"KPK menyimpulkan adanya dugaan tindak pidana korupsi berupa penerimaan hadiah atau janji oleh penyelenggara negara terkait dengan perizinan tambak, usaha dan atau pengelolaan perikanan atau komoditas perairan sejenis lainnya tahun 2020," kata Nawawi.
Perkara ekspor benih lobster sudah menjadi pantauan sejumlah lembaga negara. Bukan hanya komisi anti-rasuah, Komisi Pengawas Persaingan Usaha alias KPPU dan Ombudsman juga ikut memelototi jalannya kebijakan ini. KPPU menduga ada monopoli yang melibatkan badan usaha, sementara Ombudsman menemukan berbagai temuan dalam tata kelola ekspor benur.
Monopoli layanan kargo ekspor benih bening lobster menjadi benang merah dari perkara yang diusut tiga lembaga tersebut. Skenario monopoli tersebut disebut muncul sejak penyusunan regulasi ekspor komoditas itu pada Desember 2019 hingga Mei 2020. Edhy Prabowo disebut mengetahui siasat segelintir eksportir itu sejak awal.
Sumber Tempo yang mengetahui proses penyusunan aturan tersebut mengatakan, Edhy tak menggubris masukan ihwal petunjuk teknis pelaksanaan ekspor. Pemberi masukan mengingatkan Edhy ihwal aturan yang memungkinkan eksportir memakai jasa kargo apa pun, asalkan dilaporkan kepada pemerintah. “Namun masukan ini tidak didengarkan,” kata dia, Selasa 24 November 2020.
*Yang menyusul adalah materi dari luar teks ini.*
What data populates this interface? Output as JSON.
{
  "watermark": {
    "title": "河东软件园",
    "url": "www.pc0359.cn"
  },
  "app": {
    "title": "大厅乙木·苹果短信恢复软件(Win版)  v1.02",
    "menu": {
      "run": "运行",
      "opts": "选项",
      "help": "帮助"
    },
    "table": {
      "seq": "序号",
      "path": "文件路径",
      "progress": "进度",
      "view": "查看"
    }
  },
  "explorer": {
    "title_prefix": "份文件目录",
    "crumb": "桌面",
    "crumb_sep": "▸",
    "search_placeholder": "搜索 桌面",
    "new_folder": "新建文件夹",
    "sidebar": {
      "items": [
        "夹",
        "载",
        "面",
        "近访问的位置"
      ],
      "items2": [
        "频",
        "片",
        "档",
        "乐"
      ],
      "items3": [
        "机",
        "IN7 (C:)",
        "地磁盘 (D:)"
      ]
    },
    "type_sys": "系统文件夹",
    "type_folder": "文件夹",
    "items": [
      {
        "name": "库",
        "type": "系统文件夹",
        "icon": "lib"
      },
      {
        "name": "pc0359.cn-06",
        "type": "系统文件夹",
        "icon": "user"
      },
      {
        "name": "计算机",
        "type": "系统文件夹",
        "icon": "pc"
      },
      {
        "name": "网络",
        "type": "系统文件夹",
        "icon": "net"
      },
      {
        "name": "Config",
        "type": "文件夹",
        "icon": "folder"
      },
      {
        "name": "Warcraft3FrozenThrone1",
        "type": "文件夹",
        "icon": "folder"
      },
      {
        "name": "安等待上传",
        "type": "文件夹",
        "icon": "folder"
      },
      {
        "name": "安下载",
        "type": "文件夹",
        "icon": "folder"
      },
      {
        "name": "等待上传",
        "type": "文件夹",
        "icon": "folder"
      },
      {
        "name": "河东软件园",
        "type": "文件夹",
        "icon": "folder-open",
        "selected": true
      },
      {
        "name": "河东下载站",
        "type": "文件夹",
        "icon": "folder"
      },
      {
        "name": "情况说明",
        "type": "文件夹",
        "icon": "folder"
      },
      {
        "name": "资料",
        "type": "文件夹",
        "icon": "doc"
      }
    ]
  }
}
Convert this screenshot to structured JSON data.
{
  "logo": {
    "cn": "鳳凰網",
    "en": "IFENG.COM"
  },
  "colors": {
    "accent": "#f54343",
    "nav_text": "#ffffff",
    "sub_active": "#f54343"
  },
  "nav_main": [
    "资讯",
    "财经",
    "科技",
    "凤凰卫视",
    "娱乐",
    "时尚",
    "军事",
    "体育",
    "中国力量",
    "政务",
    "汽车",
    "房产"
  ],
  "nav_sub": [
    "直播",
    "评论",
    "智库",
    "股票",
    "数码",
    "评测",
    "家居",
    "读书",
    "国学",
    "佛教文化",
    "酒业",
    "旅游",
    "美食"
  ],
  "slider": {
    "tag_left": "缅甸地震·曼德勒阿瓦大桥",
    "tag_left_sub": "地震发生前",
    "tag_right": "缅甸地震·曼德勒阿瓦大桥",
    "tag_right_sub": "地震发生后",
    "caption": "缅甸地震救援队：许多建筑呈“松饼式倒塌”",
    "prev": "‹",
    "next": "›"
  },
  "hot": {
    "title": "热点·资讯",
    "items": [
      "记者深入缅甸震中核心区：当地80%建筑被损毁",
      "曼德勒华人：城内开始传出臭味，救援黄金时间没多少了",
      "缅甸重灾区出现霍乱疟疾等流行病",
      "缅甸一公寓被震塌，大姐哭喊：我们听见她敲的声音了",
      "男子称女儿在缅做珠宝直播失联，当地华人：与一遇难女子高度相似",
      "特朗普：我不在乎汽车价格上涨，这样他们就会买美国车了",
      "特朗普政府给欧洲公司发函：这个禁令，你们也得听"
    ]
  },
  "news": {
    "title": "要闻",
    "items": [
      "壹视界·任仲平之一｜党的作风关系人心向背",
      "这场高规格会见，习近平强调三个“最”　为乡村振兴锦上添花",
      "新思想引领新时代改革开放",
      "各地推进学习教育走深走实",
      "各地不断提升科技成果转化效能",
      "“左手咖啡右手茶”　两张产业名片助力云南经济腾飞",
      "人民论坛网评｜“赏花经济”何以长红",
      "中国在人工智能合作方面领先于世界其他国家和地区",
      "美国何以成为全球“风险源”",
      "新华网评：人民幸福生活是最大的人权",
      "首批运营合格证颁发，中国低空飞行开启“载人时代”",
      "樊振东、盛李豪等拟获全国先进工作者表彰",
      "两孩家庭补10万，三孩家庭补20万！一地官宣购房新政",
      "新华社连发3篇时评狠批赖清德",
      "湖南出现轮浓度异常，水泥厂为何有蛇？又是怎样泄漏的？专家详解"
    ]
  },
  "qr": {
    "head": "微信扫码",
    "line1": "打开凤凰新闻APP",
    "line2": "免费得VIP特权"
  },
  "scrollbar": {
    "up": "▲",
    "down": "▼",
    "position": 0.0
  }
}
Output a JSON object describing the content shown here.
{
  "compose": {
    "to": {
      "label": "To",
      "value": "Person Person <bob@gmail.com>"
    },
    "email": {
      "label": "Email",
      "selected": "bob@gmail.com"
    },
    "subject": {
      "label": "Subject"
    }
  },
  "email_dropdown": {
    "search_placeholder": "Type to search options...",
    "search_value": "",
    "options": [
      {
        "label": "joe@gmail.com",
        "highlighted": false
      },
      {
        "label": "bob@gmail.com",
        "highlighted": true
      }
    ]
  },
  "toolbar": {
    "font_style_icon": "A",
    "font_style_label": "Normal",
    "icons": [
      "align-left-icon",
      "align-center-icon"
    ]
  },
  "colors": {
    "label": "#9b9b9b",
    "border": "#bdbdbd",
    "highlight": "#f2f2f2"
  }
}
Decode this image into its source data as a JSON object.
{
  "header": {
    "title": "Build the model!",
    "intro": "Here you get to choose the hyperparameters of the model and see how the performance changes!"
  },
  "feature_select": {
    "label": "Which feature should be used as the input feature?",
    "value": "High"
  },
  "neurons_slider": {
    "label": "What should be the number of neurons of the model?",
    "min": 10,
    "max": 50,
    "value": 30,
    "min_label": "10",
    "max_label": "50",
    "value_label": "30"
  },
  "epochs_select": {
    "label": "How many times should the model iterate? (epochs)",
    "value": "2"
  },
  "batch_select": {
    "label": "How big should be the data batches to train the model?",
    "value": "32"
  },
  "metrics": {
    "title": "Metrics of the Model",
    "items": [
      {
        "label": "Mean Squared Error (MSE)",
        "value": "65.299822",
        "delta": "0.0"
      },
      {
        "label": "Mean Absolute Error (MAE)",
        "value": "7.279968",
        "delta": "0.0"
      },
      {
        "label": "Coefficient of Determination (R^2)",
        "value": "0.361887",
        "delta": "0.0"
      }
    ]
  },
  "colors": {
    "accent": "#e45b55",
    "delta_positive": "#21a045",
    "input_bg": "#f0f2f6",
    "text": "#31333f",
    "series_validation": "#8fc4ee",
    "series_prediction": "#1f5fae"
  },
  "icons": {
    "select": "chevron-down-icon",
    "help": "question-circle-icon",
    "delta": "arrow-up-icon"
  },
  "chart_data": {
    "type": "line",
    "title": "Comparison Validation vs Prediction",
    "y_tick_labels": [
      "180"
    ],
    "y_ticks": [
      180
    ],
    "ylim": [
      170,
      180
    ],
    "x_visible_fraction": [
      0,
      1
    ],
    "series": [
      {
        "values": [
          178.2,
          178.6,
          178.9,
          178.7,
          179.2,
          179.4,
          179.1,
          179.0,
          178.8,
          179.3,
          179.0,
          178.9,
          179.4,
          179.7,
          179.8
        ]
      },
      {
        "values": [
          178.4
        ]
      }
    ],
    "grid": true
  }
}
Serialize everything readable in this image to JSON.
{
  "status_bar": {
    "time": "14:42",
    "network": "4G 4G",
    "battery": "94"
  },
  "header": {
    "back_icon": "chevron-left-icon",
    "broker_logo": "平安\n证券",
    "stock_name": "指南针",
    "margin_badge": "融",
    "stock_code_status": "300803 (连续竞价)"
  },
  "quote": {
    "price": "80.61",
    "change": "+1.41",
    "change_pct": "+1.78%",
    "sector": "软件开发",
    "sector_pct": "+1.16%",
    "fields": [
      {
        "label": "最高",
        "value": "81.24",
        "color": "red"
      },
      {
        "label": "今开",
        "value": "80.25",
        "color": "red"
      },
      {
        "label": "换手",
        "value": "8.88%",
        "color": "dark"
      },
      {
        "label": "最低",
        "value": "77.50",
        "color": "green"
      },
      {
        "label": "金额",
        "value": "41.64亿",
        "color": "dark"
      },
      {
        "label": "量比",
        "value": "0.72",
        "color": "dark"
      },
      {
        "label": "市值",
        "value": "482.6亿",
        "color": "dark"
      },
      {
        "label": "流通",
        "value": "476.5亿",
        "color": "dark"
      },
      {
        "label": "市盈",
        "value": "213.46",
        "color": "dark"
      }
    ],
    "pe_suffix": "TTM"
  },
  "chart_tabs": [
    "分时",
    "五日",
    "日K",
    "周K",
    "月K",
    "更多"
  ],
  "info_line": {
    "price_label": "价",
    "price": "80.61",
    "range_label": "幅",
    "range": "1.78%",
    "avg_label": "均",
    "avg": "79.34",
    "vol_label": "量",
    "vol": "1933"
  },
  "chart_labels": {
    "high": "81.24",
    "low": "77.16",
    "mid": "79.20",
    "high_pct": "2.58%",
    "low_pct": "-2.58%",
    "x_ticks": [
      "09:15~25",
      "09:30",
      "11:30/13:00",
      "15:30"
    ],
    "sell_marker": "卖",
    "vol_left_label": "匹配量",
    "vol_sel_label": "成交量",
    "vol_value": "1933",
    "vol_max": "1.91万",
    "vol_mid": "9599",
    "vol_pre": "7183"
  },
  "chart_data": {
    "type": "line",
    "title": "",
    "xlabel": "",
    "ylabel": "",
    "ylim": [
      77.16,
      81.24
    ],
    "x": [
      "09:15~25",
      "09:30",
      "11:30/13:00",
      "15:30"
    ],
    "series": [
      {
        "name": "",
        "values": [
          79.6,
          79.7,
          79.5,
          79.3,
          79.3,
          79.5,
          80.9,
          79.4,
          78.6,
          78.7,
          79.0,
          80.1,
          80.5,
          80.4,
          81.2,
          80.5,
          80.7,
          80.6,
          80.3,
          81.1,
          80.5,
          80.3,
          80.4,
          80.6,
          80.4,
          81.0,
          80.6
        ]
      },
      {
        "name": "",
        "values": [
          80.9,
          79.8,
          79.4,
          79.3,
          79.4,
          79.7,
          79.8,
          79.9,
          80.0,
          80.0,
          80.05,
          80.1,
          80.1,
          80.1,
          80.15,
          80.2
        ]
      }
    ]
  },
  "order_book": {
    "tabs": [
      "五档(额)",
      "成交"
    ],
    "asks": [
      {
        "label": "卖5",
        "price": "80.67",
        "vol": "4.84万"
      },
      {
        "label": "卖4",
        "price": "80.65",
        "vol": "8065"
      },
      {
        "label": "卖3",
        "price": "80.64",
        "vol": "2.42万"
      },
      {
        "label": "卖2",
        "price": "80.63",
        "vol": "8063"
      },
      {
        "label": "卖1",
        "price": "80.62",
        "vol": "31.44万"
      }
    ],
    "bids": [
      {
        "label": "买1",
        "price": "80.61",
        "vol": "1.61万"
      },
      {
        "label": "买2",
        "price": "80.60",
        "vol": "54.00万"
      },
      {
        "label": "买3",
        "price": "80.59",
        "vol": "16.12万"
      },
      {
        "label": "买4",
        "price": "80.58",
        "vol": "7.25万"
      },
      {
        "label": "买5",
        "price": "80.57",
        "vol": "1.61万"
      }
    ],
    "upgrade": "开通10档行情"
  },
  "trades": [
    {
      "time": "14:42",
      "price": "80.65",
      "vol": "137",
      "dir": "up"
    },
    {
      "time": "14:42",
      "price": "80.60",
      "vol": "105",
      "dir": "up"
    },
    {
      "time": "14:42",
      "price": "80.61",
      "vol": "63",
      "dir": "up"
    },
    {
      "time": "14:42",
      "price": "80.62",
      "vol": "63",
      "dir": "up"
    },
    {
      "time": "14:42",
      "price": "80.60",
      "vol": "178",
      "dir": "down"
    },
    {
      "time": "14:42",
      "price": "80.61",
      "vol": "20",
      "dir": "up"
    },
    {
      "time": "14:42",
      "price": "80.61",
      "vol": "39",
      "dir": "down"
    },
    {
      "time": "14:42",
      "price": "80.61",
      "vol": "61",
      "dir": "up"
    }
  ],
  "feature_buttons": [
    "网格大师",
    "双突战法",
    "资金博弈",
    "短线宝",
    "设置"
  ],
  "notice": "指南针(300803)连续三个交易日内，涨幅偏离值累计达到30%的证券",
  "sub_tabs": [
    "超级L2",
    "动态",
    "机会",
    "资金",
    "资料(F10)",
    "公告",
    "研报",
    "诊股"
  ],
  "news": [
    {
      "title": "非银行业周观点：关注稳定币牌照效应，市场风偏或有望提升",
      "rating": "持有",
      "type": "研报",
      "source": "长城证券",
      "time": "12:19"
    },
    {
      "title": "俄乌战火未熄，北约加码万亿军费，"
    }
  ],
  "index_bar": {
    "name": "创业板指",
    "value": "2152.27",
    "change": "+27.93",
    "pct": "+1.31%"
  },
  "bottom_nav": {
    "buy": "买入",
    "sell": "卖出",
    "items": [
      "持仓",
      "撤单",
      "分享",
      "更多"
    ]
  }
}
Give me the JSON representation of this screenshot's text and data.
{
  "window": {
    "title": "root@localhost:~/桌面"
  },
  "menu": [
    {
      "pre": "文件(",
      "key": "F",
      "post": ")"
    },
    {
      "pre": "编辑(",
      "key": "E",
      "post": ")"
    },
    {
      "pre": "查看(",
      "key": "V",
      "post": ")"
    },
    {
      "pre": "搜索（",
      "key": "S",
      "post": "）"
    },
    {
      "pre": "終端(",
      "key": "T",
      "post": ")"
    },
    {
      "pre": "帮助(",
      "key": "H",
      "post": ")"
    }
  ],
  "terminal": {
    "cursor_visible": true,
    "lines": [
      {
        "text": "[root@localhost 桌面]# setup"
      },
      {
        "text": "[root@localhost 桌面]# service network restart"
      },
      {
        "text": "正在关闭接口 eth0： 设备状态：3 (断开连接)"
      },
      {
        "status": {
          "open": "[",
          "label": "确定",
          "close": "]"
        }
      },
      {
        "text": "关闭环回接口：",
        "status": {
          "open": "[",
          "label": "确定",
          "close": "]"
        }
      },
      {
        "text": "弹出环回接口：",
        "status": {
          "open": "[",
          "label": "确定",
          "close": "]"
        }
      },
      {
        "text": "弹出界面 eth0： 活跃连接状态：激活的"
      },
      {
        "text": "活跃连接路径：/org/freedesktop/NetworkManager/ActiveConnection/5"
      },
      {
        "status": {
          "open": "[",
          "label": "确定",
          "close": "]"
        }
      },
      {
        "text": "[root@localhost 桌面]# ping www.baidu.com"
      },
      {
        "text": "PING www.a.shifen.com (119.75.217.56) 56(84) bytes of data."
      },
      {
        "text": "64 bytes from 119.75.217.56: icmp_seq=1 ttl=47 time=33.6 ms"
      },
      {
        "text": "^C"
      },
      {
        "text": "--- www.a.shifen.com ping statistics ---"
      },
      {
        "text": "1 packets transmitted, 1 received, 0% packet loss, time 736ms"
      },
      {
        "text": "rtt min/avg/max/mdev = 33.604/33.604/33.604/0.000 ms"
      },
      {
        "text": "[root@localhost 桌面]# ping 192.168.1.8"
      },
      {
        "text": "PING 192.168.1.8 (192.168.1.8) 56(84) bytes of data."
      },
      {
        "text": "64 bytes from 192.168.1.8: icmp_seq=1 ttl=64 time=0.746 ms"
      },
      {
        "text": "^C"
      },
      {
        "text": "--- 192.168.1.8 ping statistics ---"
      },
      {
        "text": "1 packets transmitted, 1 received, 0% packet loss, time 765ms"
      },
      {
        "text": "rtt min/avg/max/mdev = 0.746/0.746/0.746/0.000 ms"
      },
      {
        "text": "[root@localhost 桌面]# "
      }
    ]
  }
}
Eksportir seharusnya leluasa memilih layanan kargo ekspor (freight forwarder) yang harganya lebih murah. Faktanya, KKP menyerahkan penentuan kargo tersebut kepada Perkumpulan Pengusaha Lobster Indonesia (Pelobi). Asosiasi baru beranggotakan 40 eksportir ini kemudian memilih PT Aero Citra Kargo (ACK) sebagai penyedia layanan tunggal freight forwarder benih lobster dengan tarif Rp 1.800 per ekor.